POLICIES TO PROTECT THE ENVIRONMENT

Tobacco manufacturers need to be held responsible for the extreme amounts of litter that their products create and should facilitate the environmentally safe disposal of their products – both combustible and electronic. Strong local regulations coupled with financial penalties are needed to limit e-cigarette waste and reduce the negative environmental consequences of tobacco products. Such policies have strong support, with 72% of U.S. adults supporting the addition of a $0.75 litter fee for cigarette packs in a 2021 Truth Initiative study. Increasing consumer awareness of the environmental toxicity and dangers posed by discarding cigarette and e-cigarette related waste into landfills, and encouraging smokers and vapers to quit using these products altogether, are the best ways to protect the environment from tobacco product waste.

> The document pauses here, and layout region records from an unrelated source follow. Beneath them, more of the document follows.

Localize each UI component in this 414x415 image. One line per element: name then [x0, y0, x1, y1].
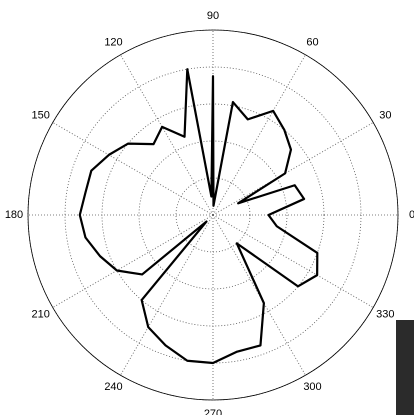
angle-tick-label: 210	[31, 308, 49, 320]
angle-tick-label: 0	[409, 209, 414, 221]
grid-spoke	[121, 215, 214, 375]
grid-spoke	[213, 123, 373, 216]
page: 0306090120150180210240270300330 (() => {…	[0, 0, 414, 415]
grid-spoke	[213, 215, 373, 308]
angle-tick-label: 90	[207, 10, 219, 22]
angle-tick-label: 330	[376, 308, 394, 320]
chart: 0 30 60 90 120 150 180 210 240 270 300 330	[0, 0, 414, 415]
angle-tick-label: 270	[204, 408, 222, 415]
grid-spoke	[53, 123, 213, 216]
data-line	[80, 69, 318, 363]
angle-tick-label: 300	[303, 381, 321, 393]
angle-tick-label: 240	[104, 381, 122, 393]
angle-tick-label: 30	[379, 109, 391, 121]
angle-tick-label: 180	[5, 209, 23, 221]
angle-tick-label: 120	[104, 37, 122, 49]
grid-spoke	[53, 215, 213, 308]
image-fragment	[396, 320, 414, 415]
angle-tick-label: 60	[306, 37, 318, 49]
angle-tick-label: 150	[31, 109, 49, 121]
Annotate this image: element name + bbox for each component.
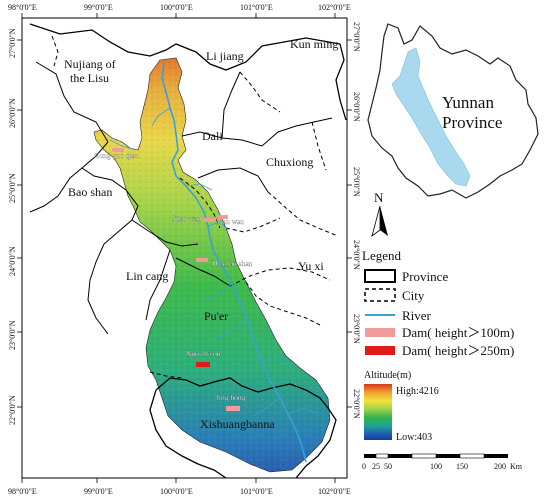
region-chuxiong: Chuxiong — [266, 155, 313, 169]
scale-tick-0: 0 — [362, 462, 366, 471]
right-label-25n: 25°0'0"N — [352, 167, 361, 197]
left-label-24n: 24°0'0"N — [8, 246, 17, 276]
scale-tick-200: 200 — [494, 462, 506, 471]
scale-tick-150: 150 — [456, 462, 468, 471]
top-label-102e: 102°0'0"E — [318, 3, 351, 12]
graticule-ticks — [17, 13, 352, 483]
dam-jinghong-label: Jing hong — [216, 393, 246, 402]
bottom-label-101e: 101°0'0"E — [240, 487, 273, 496]
region-nujiang-line1: Nujiang of — [64, 57, 116, 71]
region-puer: Pu'er — [204, 309, 228, 323]
dams — [112, 148, 240, 411]
altitude-color-ramp — [364, 384, 392, 440]
inset-label-line1: Yunnan — [442, 93, 494, 112]
region-lincang: Lin cang — [126, 269, 168, 283]
altitude-legend: Altitude(m) High:4216 Low:403 — [364, 370, 439, 443]
left-label-23n: 23°0'0"N — [8, 320, 17, 350]
altitude-low-label: Low:403 — [396, 432, 432, 443]
dam-nuozhadu-label: Nuo zha du — [186, 349, 221, 358]
left-label-22n: 22°0'0"N — [8, 395, 17, 425]
terrain-texture — [94, 58, 330, 472]
inset-map: Yunnan Province — [367, 23, 539, 199]
altitude-title: Altitude(m) — [364, 370, 411, 381]
dam-gongguoqiao-marker — [112, 148, 124, 152]
legend-city-label: City — [402, 288, 425, 303]
dam-dachaoshan-label: Da chao shan — [212, 259, 253, 268]
province-boundary-south — [155, 377, 337, 478]
north-arrow-letter: N — [374, 190, 384, 205]
bottom-label-99e: 99°0'0"E — [84, 487, 113, 496]
region-xishuangbanna: Xishuangbanna — [200, 417, 275, 431]
inset-label-line2: Province — [442, 113, 502, 132]
scale-unit: Km — [510, 462, 523, 471]
right-label-27n: 27°0'0"N — [352, 22, 361, 52]
left-label-25n: 25°0'0"N — [8, 173, 17, 203]
left-label-27n: 27°0'0"N — [8, 28, 17, 58]
region-kunming: Kun ming — [290, 37, 338, 51]
dam-gongguoqiao-label: Gong guo qiao — [94, 151, 139, 160]
scale-tick-100: 100 — [430, 462, 442, 471]
left-label-26n: 26°0'0"N — [8, 98, 17, 128]
legend-province-symbol — [364, 269, 396, 283]
altitude-high-label: High:4216 — [396, 386, 439, 397]
bottom-label-102e: 102°0'0"E — [318, 487, 351, 496]
legend-city-symbol — [364, 288, 396, 302]
bottom-label-98e: 98°0'0"E — [8, 487, 37, 496]
dam-manwan-marker — [218, 215, 228, 219]
top-label-98e: 98°0'0"E — [8, 3, 37, 12]
legend-dam-medium-symbol — [365, 328, 395, 337]
scale-tick-25: 25 — [372, 462, 380, 471]
lancang-river — [161, 61, 307, 463]
scale-tick-50: 50 — [384, 462, 392, 471]
region-lijiang: Li jiang — [206, 49, 244, 63]
legend-dam-large-label: Dam( height＞250m) — [402, 343, 514, 358]
province-boundary — [29, 23, 341, 71]
legend-title: Legend — [362, 248, 401, 263]
right-label-23n: 23°0'0"N — [352, 314, 361, 344]
region-nujiang-line2: the Lisu — [70, 71, 109, 85]
top-label-100e: 100°0'0"E — [160, 3, 193, 12]
region-yuxi: Yu xi — [298, 259, 324, 273]
dam-jinghong-marker — [226, 406, 240, 411]
scale-bar: 0 25 50 100 150 200 Km — [362, 453, 523, 471]
right-label-26n: 26°0'0"N — [352, 92, 361, 122]
right-label-22n: 22°0'0"N — [352, 389, 361, 419]
inset-basin — [391, 47, 471, 187]
top-label-99e: 99°0'0"E — [84, 3, 113, 12]
tributaries — [109, 107, 319, 417]
north-arrow: N — [371, 190, 388, 238]
legend-dam-large-symbol — [365, 346, 395, 355]
legend-dam-medium-label: Dam( height＞100m) — [402, 325, 514, 340]
legend-province-label: Province — [402, 269, 448, 284]
dam-xiaowan-label: Xiao wan — [172, 214, 201, 223]
dam-manwan-label: Man wan — [216, 217, 244, 226]
city-boundaries-solid — [29, 61, 333, 335]
province-boundary-southwest — [149, 389, 227, 478]
legend: Legend Province City River Dam( height＞1… — [362, 248, 514, 358]
bottom-label-100e: 100°0'0"E — [160, 487, 193, 496]
dam-nuozhadu-marker — [196, 362, 210, 367]
region-dali: Dali — [202, 129, 223, 143]
city-boundaries-dashed — [51, 35, 339, 379]
province-boundary-east — [335, 43, 347, 121]
dam-xiaowan-marker — [204, 218, 216, 222]
dam-dachaoshan-marker — [196, 258, 208, 262]
right-label-24n: 24°0'0"N — [352, 240, 361, 270]
legend-river-label: River — [402, 308, 432, 323]
top-label-101e: 101°0'0"E — [240, 3, 273, 12]
region-baoshan: Bao shan — [68, 185, 112, 199]
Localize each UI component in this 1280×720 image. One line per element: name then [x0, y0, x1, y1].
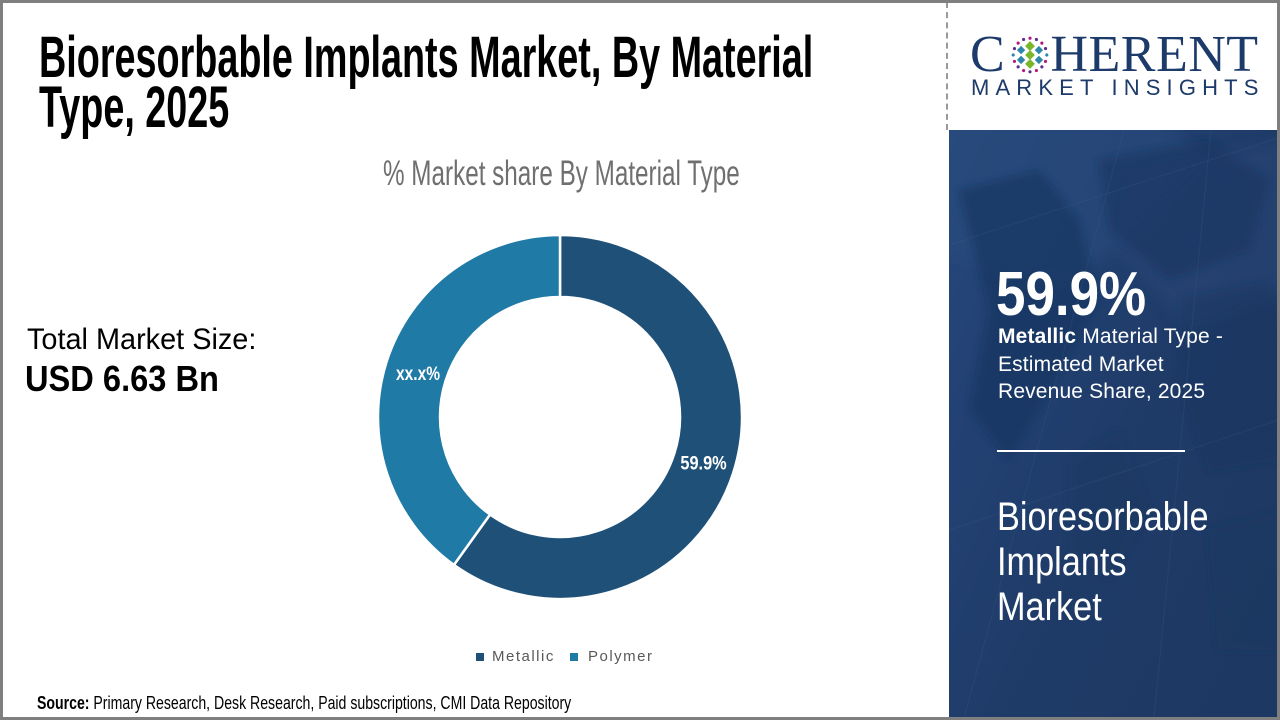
svg-text:59.9%: 59.9%: [680, 454, 726, 475]
svg-text:xx.x%: xx.x%: [396, 364, 440, 385]
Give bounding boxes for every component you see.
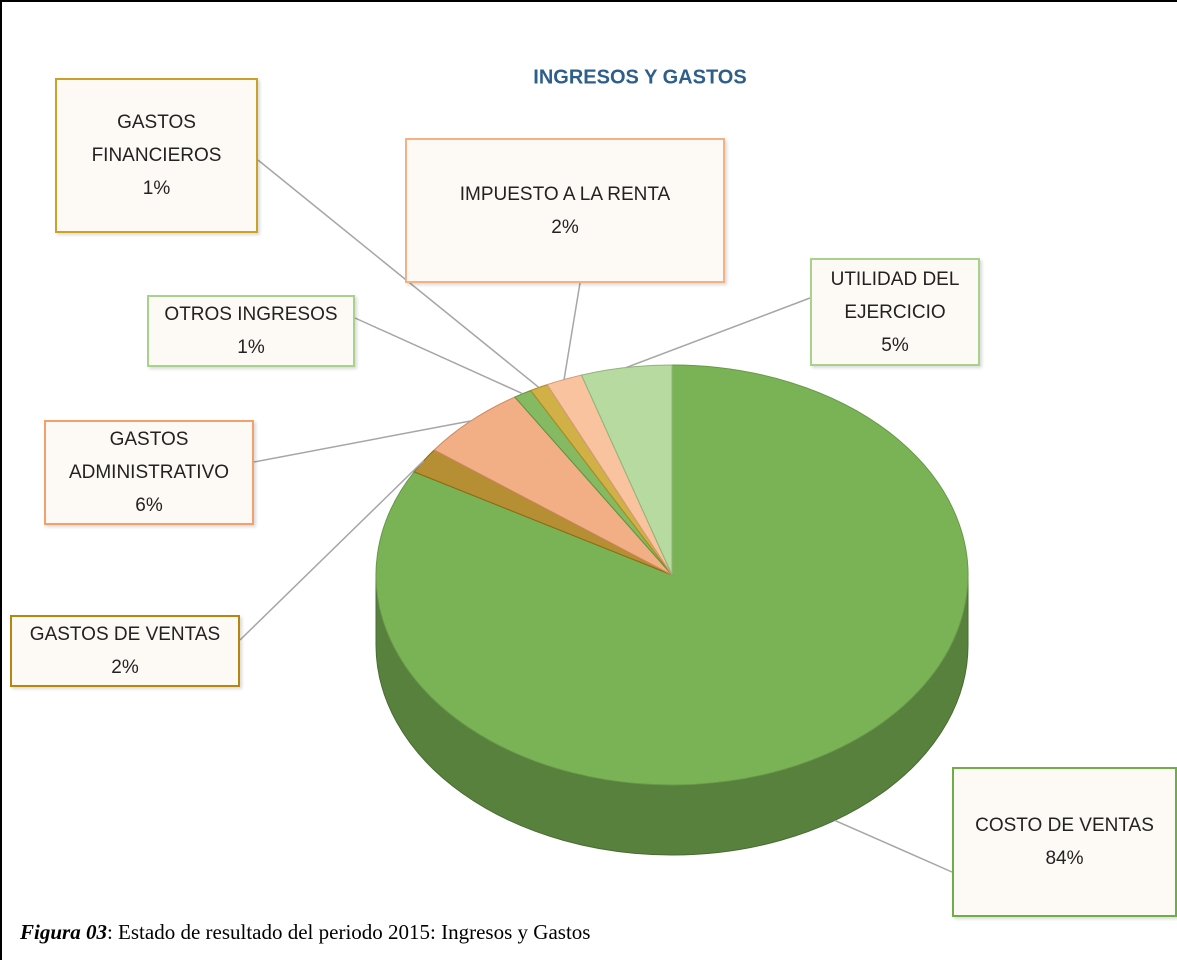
label-name: IMPUESTO A LA RENTA [459,183,671,205]
label-name: GASTOS FINANCIEROS [91,112,222,166]
leader-line [563,282,581,380]
leader-line [834,819,953,873]
label-value: 5% [881,334,909,356]
label-value: 1% [142,178,171,199]
label-name: OTROS INGRESOS [164,304,338,325]
leader-line [257,159,540,389]
data-label: GASTOS DE VENTAS 2% [10,615,240,687]
data-label: COSTO DE VENTAS 84% [952,767,1177,917]
label-name: GASTOS ADMINISTRATIVO [68,429,230,483]
data-label: GASTOS FINANCIEROS 1% [55,78,258,233]
label-value: 1% [237,337,265,358]
label-name: UTILIDAD DEL EJERCICIO [830,268,960,323]
caption: Figura 03: Estado de resultado del perio… [20,920,590,945]
leader-line [625,297,811,369]
data-label: UTILIDAD DEL EJERCICIO 5% [810,258,980,366]
label-value: 2% [551,216,579,238]
slice [580,364,673,576]
label-name: COSTO DE VENTAS [975,815,1154,836]
chart-title: INGRESOS Y GASTOS [533,66,746,88]
data-label: GASTOS ADMINISTRATIVO 6% [44,420,254,525]
data-label: OTROS INGRESOS 1% [147,295,355,367]
label-value: 84% [1045,848,1084,869]
leader-line [354,317,523,395]
caption-label: Figura 03 [20,920,107,944]
leader-line [253,420,472,463]
label-name: GASTOS DE VENTAS [29,624,221,645]
leader-line [239,460,425,641]
data-label: IMPUESTO A LA RENTA 2% [405,138,725,283]
label-value: 2% [111,657,139,678]
caption-text: : Estado de resultado del periodo 2015: … [106,920,591,944]
label-value: 6% [135,495,163,516]
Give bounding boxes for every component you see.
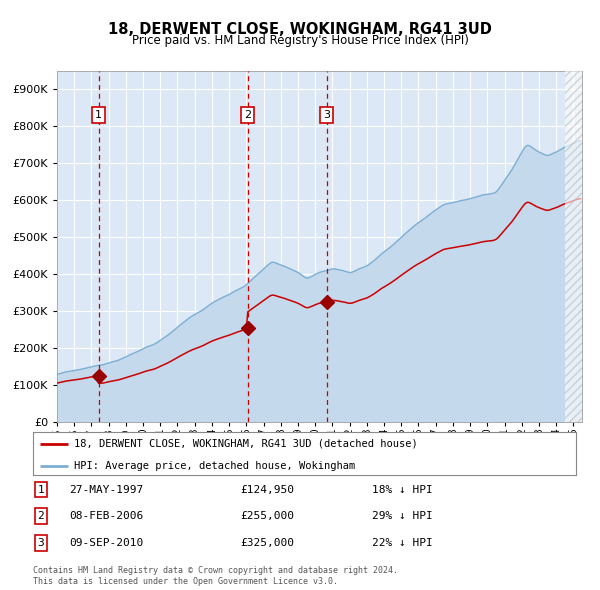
Text: 27-MAY-1997: 27-MAY-1997 bbox=[69, 485, 143, 494]
Text: HPI: Average price, detached house, Wokingham: HPI: Average price, detached house, Woki… bbox=[74, 461, 355, 471]
Text: 2: 2 bbox=[244, 110, 251, 120]
Text: This data is licensed under the Open Government Licence v3.0.: This data is licensed under the Open Gov… bbox=[33, 577, 338, 586]
Text: £255,000: £255,000 bbox=[240, 512, 294, 521]
Text: Contains HM Land Registry data © Crown copyright and database right 2024.: Contains HM Land Registry data © Crown c… bbox=[33, 566, 398, 575]
Text: 18, DERWENT CLOSE, WOKINGHAM, RG41 3UD (detached house): 18, DERWENT CLOSE, WOKINGHAM, RG41 3UD (… bbox=[74, 439, 418, 449]
Text: 18% ↓ HPI: 18% ↓ HPI bbox=[372, 485, 433, 494]
Text: £124,950: £124,950 bbox=[240, 485, 294, 494]
Text: 1: 1 bbox=[95, 110, 102, 120]
Text: 22% ↓ HPI: 22% ↓ HPI bbox=[372, 538, 433, 548]
Text: 2: 2 bbox=[37, 512, 44, 521]
Text: 08-FEB-2006: 08-FEB-2006 bbox=[69, 512, 143, 521]
Text: 18, DERWENT CLOSE, WOKINGHAM, RG41 3UD: 18, DERWENT CLOSE, WOKINGHAM, RG41 3UD bbox=[108, 22, 492, 37]
Text: 29% ↓ HPI: 29% ↓ HPI bbox=[372, 512, 433, 521]
Text: 1: 1 bbox=[37, 485, 44, 494]
Polygon shape bbox=[565, 71, 582, 422]
Text: 09-SEP-2010: 09-SEP-2010 bbox=[69, 538, 143, 548]
Text: Price paid vs. HM Land Registry's House Price Index (HPI): Price paid vs. HM Land Registry's House … bbox=[131, 34, 469, 47]
Text: 3: 3 bbox=[323, 110, 330, 120]
Text: £325,000: £325,000 bbox=[240, 538, 294, 548]
Text: 3: 3 bbox=[37, 538, 44, 548]
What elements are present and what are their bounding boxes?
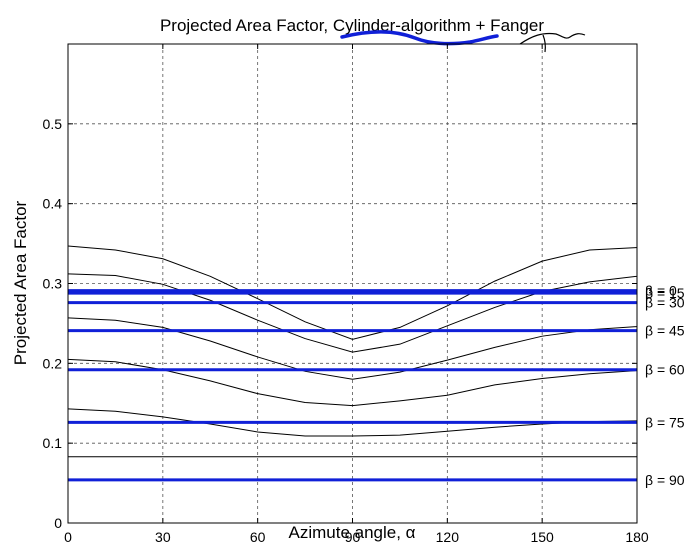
blue-series-label: β = 45	[645, 323, 685, 339]
handwritten-underline-blue	[340, 30, 499, 46]
chart-title: Projected Area Factor, Cylinder-algorith…	[160, 16, 544, 35]
grid	[68, 44, 637, 523]
y-tick-label: 0.4	[43, 196, 63, 212]
handwritten-squiggle-black	[519, 32, 586, 53]
x-tick-label: 30	[155, 529, 171, 545]
blue-series-group: β = 0β = 15β = 30 β = 45 β = 60 β = 75 β = 9…	[68, 283, 685, 488]
blue-series-label: β = 60	[645, 362, 685, 378]
x-tick-label: 180	[625, 529, 649, 545]
x-tick-label: 120	[436, 529, 460, 545]
y-axis-label: Projected Area Factor	[11, 200, 30, 365]
y-tick-label: 0.3	[43, 276, 63, 292]
black-series-line	[67, 317, 638, 380]
blue-series-label: β = 0	[645, 283, 677, 299]
blue-series-label: β = 30	[645, 295, 685, 311]
black-series-line	[67, 408, 638, 437]
x-axis-label: Azimute angle, α	[288, 523, 415, 542]
x-tick-label: 0	[64, 529, 72, 545]
y-tick-label: 0	[54, 515, 62, 531]
black-series-line	[67, 245, 638, 340]
y-tick-label: 0.5	[43, 116, 63, 132]
blue-series-label: β = 15	[645, 285, 685, 301]
ticks: 0 30 60 90 120 150 180 0 0.1 0.2 0.3 0.4 0.5	[43, 44, 649, 545]
x-tick-label: 150	[530, 529, 554, 545]
y-tick-label: 0.1	[43, 435, 63, 451]
blue-series-label: β = 75	[645, 414, 685, 430]
x-tick-label: 90	[345, 529, 361, 545]
blue-series-label: β = 90	[645, 472, 685, 488]
x-tick-label: 60	[250, 529, 266, 545]
y-tick-label: 0.2	[43, 355, 63, 371]
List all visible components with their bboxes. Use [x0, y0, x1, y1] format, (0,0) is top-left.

The federal government could do more as well, including ensuring the tobacco industry is held accountable for waste they produce and enforcing all guidance and best practices regarding tobacco products waste disposal; establishing product and packaging standards that reduce the amount of packaging waste, plastics waste, and hazardous chemicals from tobacco products; requiring tobacco companies to establish recycling programs and other options for properly disposing of tobacco product waste. On a global scale, 175 countries in the United Nations have already committed to developing a legally binding international treaty against pollution and waste from plastic production, use, and disposal by 2024. This treaty, when drafted and enacted, will address the “root causes of plastic pollution” rather than its symptoms. This will be achieved by targeting the entire lifecycle of a single use plastic product from design to production and disposal. This move towards a circular economy from global leaders may finally make an impact on tobacco industry waste, along with many other environmentally detrimental industries and practices.